Veduta della Piscina di Nettuno

Il castello venne edificato su una tenuta di circa 40.000 acri di proprietà di George Hearst, padre di William Randolph Hearst. Il giovane William visse e crebbe in questo appezzamento di terra e alla morte del padre lo ereditò, dedicandosi insieme alla madre anche ad ampliarlo fino a portarlo ad una dimensione di circa 250.000 acri. La madre di William, Phoebe Apperson Hearst perse la vita nel 1919; nello stesso anno il magnate diede inizio ai lavori per la costruzione della reggia, affidando i lavori all'architetto Julia Morgan. Hearst era particolarmente volubile e volle spesso che le costruzioni venissero abbattute per essere ricostruite in modo diverso, soprattutto per questo motivo il miliardario non vide mai l'opera finita (morì nel 1951).

Dai primi anni venti Hearst divise la sua magione con l'attrice Marion Davies, che gli sarebbe stata affettuosa compagna fino al resto della sua vita (nonostante egli fosse sposato). Nel promuovere la sua carriera, Hearst entrò in contatto col mondo di Hollywood, i cui più fulgidi rappresentati organizzavano in quel castello dei party scatenati. Nel corso degli anni venti e trenta moltissime star del mondo del cinema e personalità della politica soggiornarono nel castello come ospiti di Hearst; tra questi vi furono Charlie Chaplin, David Niven, Cary Grant, i Fratelli Marx, Charles Lindbergh, Joan Crawford, Calvin Coolidge e Winston Churchill.

Nel 1957 la Hearst Corporation donò l'edificio allo stato della California che lo ha trasferito alla National Historic Landmark; al giorno d'oggi è aperto al pubblico che può visitarlo.

Architettura[modifica | modifica sorgente]

Veduta frontale della casa del Sol
Piscina coperta

L'immobile è un misto di tutte le forme di architettura che il magnate vide e apprezzò nel corso dei suoi viaggi in giro per il mondo, per esempio la Casa Grande è modellata sul modello di una cattedrale spagnola del sedicesimo secolo mentre la piscina all'esterno è stata costruita sul modello dei templi dell'antica Roma.
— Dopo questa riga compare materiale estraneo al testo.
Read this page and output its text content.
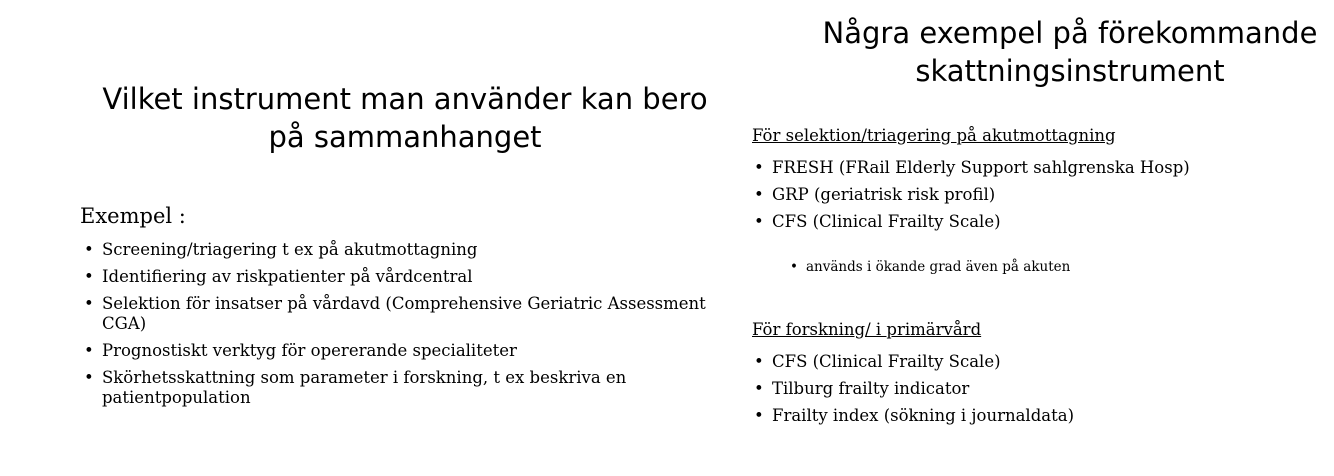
Vilket instrument man använder kan bero på sammanhanget
Exempel :
• Screening/triagering t ex på akutmottagning
• Identifiering av riskpatienter på vårdcentral
• Selektion för insatser på vårdavd (Comprehensive Geriatric Assessment CGA)
• Prognostiskt verktyg för opererande specialiteter
• Skörhetsskattning som parameter i forskning, t ex beskriva en patientpopulation
Några exempel på förekommande skattningsinstrument
För selektion/triagering på akutmottagning
• FRESH (FRail Elderly Support sahlgrenska Hosp)
• GRP (geriatrisk risk profil)
• CFS (Clinical Frailty Scale)
• används i ökande grad även på akuten
För forskning/ i primärvård
• CFS (Clinical Frailty Scale)
• Tilburg frailty indicator
• Frailty index (sökning i journaldata)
Hearst inoltre addobbò l'immobile con centinaia di opere d'arte, oggetti di antiquariato e di tutto ciò che per capriccio aveva acquistato nei suoi viaggi in Europa e in Egitto.

Il castello è dotato di 56 camere da letto, 61 bagni, 19 salotti, 127 acri di giardino, piscine coperte e all'aperto, campi da tennis, sale cinematografiche, e il più grande zoo privato del mondo comprendente zebre e altri animali esotici.
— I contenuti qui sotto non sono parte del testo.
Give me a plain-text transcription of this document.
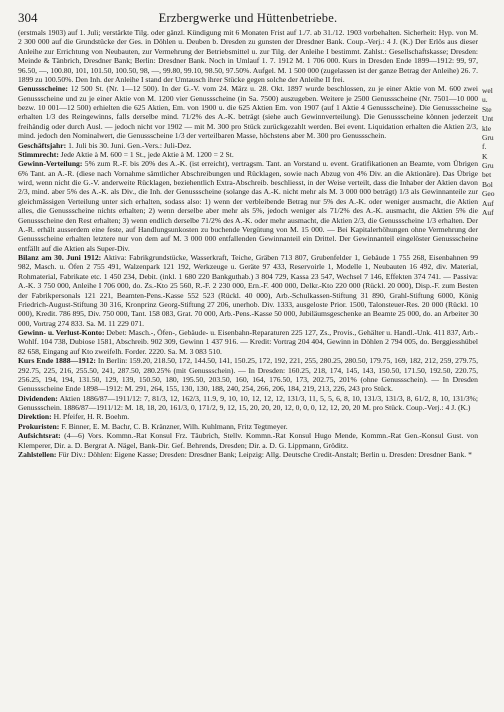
304	Erzbergwerke und Hüttenbetriebe.

(erstmals 1903) auf 1. Juli; verstärkte Tilg. oder gänzl. Kündigung mit 6 Monaten Frist auf 1./7. ab 31./12. 1903 vorbehalten. Sicherheit: Hyp. von M. 2 300 000 auf die Grundstücke der Ges. in Döhlen u. Deuben b. Dresden zu gunsten der Dresdner Bank. Coup.-Verj.: 4 J. (K.) Der Erlös aus dieser Anleihe zur Errichtung von Neubauten, zur Vermehrung der Betriebsmittel u. zur Tilg. der Anleihe I bestimmt. Zahlst.: Gesellschaftskasse; Dresden: Meinde & Tänbrich, Dresdner Bank; Berlin: Dresdner Bank. Noch in Umlauf 1. 7. 1912 M. 1 706 000. Kurs in Dresden Ende 1899—1912: 99, 97, 96.50, —, 100.80, 101, 101.50, 100.50, 98, —, 99.80, 99.10, 98.50, 97.50%. Aufgel. M. 1 500 000 (zugelassen ist der ganze Betrag der Anleihe) 26. 7. 1899 zu 100.50%. Den Inh. der Anleihe I stand der Umtausch ihrer Stücke gegen solche der Anleihe II frei.

Genussscheine: 12 500 St. (Nr. 1—12 500). In der G.-V. vom 24. März u. 28. Okt. 1897 wurde beschlossen, zu je einer Aktie von M. 600 zwei Genussscheine und zu je einer Aktie von M. 1200 vier Genussscheine (in Sa. 7500) auszugeben. Weitere je 2500 Genussscheine (Nr. 7501—10 000 bezw. 10 001—12 500) erhielten die 625 Aktien, Em. von 1900 u. die 625 Aktien Em. von 1907 (auf 1 Aktie 4 Genussscheine). Die Genussscheine erhalten 1/3 des Reingewinns, falls derselbe mind. 71/2% des A.-K. beträgt (siehe auch Gewinnverteilung). Die Genussscheine können jederzeit freihändig oder durch Ausl. — jedoch nicht vor 1902 — mit M. 300 pro Stück zurückgezahlt werden. Bei event. Liquidation erhalten die Aktien 2/3, mind. jedoch den Nominalwert, die Genussscheine 1/3 der verteilbaren Masse, höchstens aber M. 300 pro Genussschein.

Geschäftsjahr: 1. Juli bis 30. Juni. Gen.-Vers.: Juli-Dez.

Stimmrecht: Jede Aktie à M. 600 = 1 St., jede Aktie à M. 1200 = 2 St.

Gewinn-Verteilung: 5% zum R.-F. bis 20% des A.-K. (ist erreicht), vertragsm. Tant. an Vorstand u. event. Gratifikationen an Beamte, vom Übrigen 6% Tant. an A.-R. (diese nach Vornahme sämtlicher Abschreibungen und Rücklagen, sowie nach Abzug von 4% Div. an die Aktionäre). Das Übrige wird, wenn nicht die G.-V. anderweite Rücklagen, beziehentlich Extra-Abschreib. beschliesst, in der Weise verteilt, dass die Inhaber der Aktien davon 2/3, mind. aber 5% des A.-K. als Div., die Inh. der Genussscheine (solange das A.-K. nicht mehr als M. 3 000 000 beträgt) 1/3 als Gewinnanteile zur gleichmässigen Verteilung unter sich erhalten, sodass also: 1) wenn der verbleibende Betrag nur 5% des A.-K. oder weniger ausmacht, die Aktien alles, die Genussscheine nichts erhalten; 2) wenn derselbe aber mehr als 5%, jedoch weniger als 71/2% des A.-K. ausmacht, die Aktien 5% die Genussscheine den Rest erhalten; 3) wenn endlich derselbe 71/2% des A.-K. oder mehr ausmacht, die Aktien 2/3, die Genussscheine 1/3 erhalten. Der A.-R. erhält ausserdem eine feste, auf Handlungsunkosten zu buchende Vergütung von M. 15 000. — Bei Kapitalerhöhungen ohne Vermehrung der Genussscheine erhalten letztere nur von dem auf M. 3 000 000 entfallenden Gewinnanteil ein Drittel. Der Gewinnanteil eingelöster Genussscheine entfällt auf die Aktien als Super-Div.

Bilanz am 30. Juni 1912: Aktiva: Fabrikgrundstücke, Wasserkraft, Teiche, Gräben 713 807, Grubenfelder 1, Gebäude 1 755 268, Eisenbahnen 99 982, Masch. u. Öfen 2 755 491, Walzenpark 121 192, Werkzeuge u. Geräte 97 433, Reservoirle 1, Modelle 1, Neubauten 16 492, div. Material, Rohmaterial, Fabrikate etc. 1 450 234, Debit. (inkl. 1 680 220 Bankguthab.) 3 804 729, Kassa 23 547, Wechsel 7 146, Effekten 374 741. — Passiva: A.-K. 3 750 000, Anleihe I 706 000, do. Zs.-Kto 25 560, R.-F. 2 230 000, Ern.-F. 400 000, Delkr.-Kto 220 000 (Rückl. 20 000), Disp.-F. zum Besten der Fabrikpersonals 121 221, Beamten-Pens.-Kasse 552 523 (Rückl. 40 000), Arb.-Schulkassen-Stiftung 31 890, Grahl-Stiftung 6000, König Friedrich-August-Stiftung 30 316, Kronprinz Georg-Stiftung 27 206, unerhob. Div. 1333, ausgeloste Prior. 1500, Talonsteuer-Res. 20 000 (Rückl. 10 000), Kredit. 786 895, Div. 750 000, Tant. 158 083, Grat. 70 000, Arb.-Pens.-Kasse 50 000, Jubiläumsgeschenke an Beamte 25 000, do. an Arbeiter 30 000, Vortrag 274 833. Sa. M. 11 229 071.

Gewinn- u. Verlust-Konto: Debet: Masch.-, Öfen-, Gebäude- u. Eisenbahn-Reparaturen 225 127, Zs., Provis., Gehälter u. Handl.-Unk. 411 837, Arb.-Wohlf. 104 738, Dubiose 1581, Abschreib. 902 309, Gewinn 1 437 916. — Kredit: Vortrag 204 404, Gewinn in Döhlen 2 794 005, do. Berggiesshübel 82 658, Eingang auf Kto zweifelh. Forder. 2220. Sa. M. 3 083 510.

Kurs Ende 1888—1912: In Berlin: 159.20, 218.50, 172, 144.50, 141, 150.25, 172, 192, 221, 255, 280.25, 280.50, 179.75, 169, 182, 212, 259, 279.75, 292.75, 225, 216, 255.50, 241, 287.50, 280.25% (mit Genussschein). — In Dresden: 160.25, 218, 174, 145, 143, 150.50, 171.50, 192.50, 220.75, 256.25, 194, 194, 131.50, 129, 139, 150.50, 180, 195.50, 203.50, 160, 164, 176.50, 173, 202.75, 201% (ohne Genussschein). — In Dresden Genussscheine Ende 1898—1912: M. 291, 264, 155, 130, 130, 188, 240, 254, 266, 206, 184, 219, 213, 226, 243 pro Stück.

Dividenden: Aktien 1886/87—1911/12: 7, 81/3, 12, 162/3, 11.9, 9, 10, 10, 12, 12, 12, 131/3, 11, 5, 5, 6, 8, 10, 131/3, 131/3, 8, 61/2, 8, 10, 131/3%; Genussschein. 1886/87—1911/12: M. 18, 18, 20, 161/3, 0, 171/2, 9, 12, 15, 20, 20, 20, 12, 0, 0, 0, 12, 12, 20, 20 M. pro Stück. Coup.-Verj.: 4 J. (K.)

Direktion: H. Pfeifer, H. R. Boehm.

Prokuristen: F. Binner, E. M. Bachr, C. B. Kränzner, Wilh. Kuhlmann, Fritz Tegtmeyer.

Aufsichtsrat: (4—6) Vors. Kommn.-Rat Konsul Frz. Täubrich, Stellv. Kommn.-Rat Konsul Hugo Mende, Kommn.-Rat Gen.-Konsul Gust. von Klemperer, Dir. a. D. Bergrat A. Nägel, Bank-Dir. Gef. Behrends, Dresden; Dir. a. D. G. Lippmann, Gröditz.

Zahlstellen: Für Div.: Döhlen: Eigene Kasse; Dresden: Dresdner Bank; Leipzig: Allg. Deutsche Credit-Anstalt; Berlin u. Dresden: Dresdner Bank. *

wel
u.
Ste
Unt
kle
Gru
f.
K
Gru
bet
Bol
Geo
Auf
Auf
Edifici[modifica | modifica sorgente]

Il castello non è un unico edificio ma è diviso in più edifici:

  • Casa Grande: 5.634 m²
  • Casa del Mar: 546 m²
  • Casa del Monte: 213 m²
  • Casa del Sol: 242 m²

I quattro edifici, con tutte le terrazze e i belvedere, hanno una superficie complessiva di 8.300 m².

Filmografia[modifica | modifica sorgente]

Orson Welles nel suo celebre film Quarto potere disegna il ritratto di un magnate della stampa che molti identificano in William Randolph Hearst. Il fatto che nel film il miliardario si faccia costruire una reggia principesca che chiama Xanadu (Candalù nella versione italiana) estremamente simile al Castello Hearst rafforza questa ipotesi. Hearst stesso tentò di boicottare il film di Welles.

Nel mese di febbraio 2014, la popstar americana Lady Gaga ha effettuato delle riprese presso il Castello Hearst per la realizzazione del video della canzone G.U.Y., terzo singolo estratto dal suo terzo studio album Artpop. Tale video, rilasciato il 22 Marzo dello stesso anno, si presenta come un vero e proprio cortometraggio, della durata complessiva di 12 minuti circa, e vede la cantante protagonista di tutte le scene, sia negli ambienti interni che esterni del Castello.

Collegamenti esterni[modifica | modifica sorgente]

Altri progetti[modifica | modifica sorgente]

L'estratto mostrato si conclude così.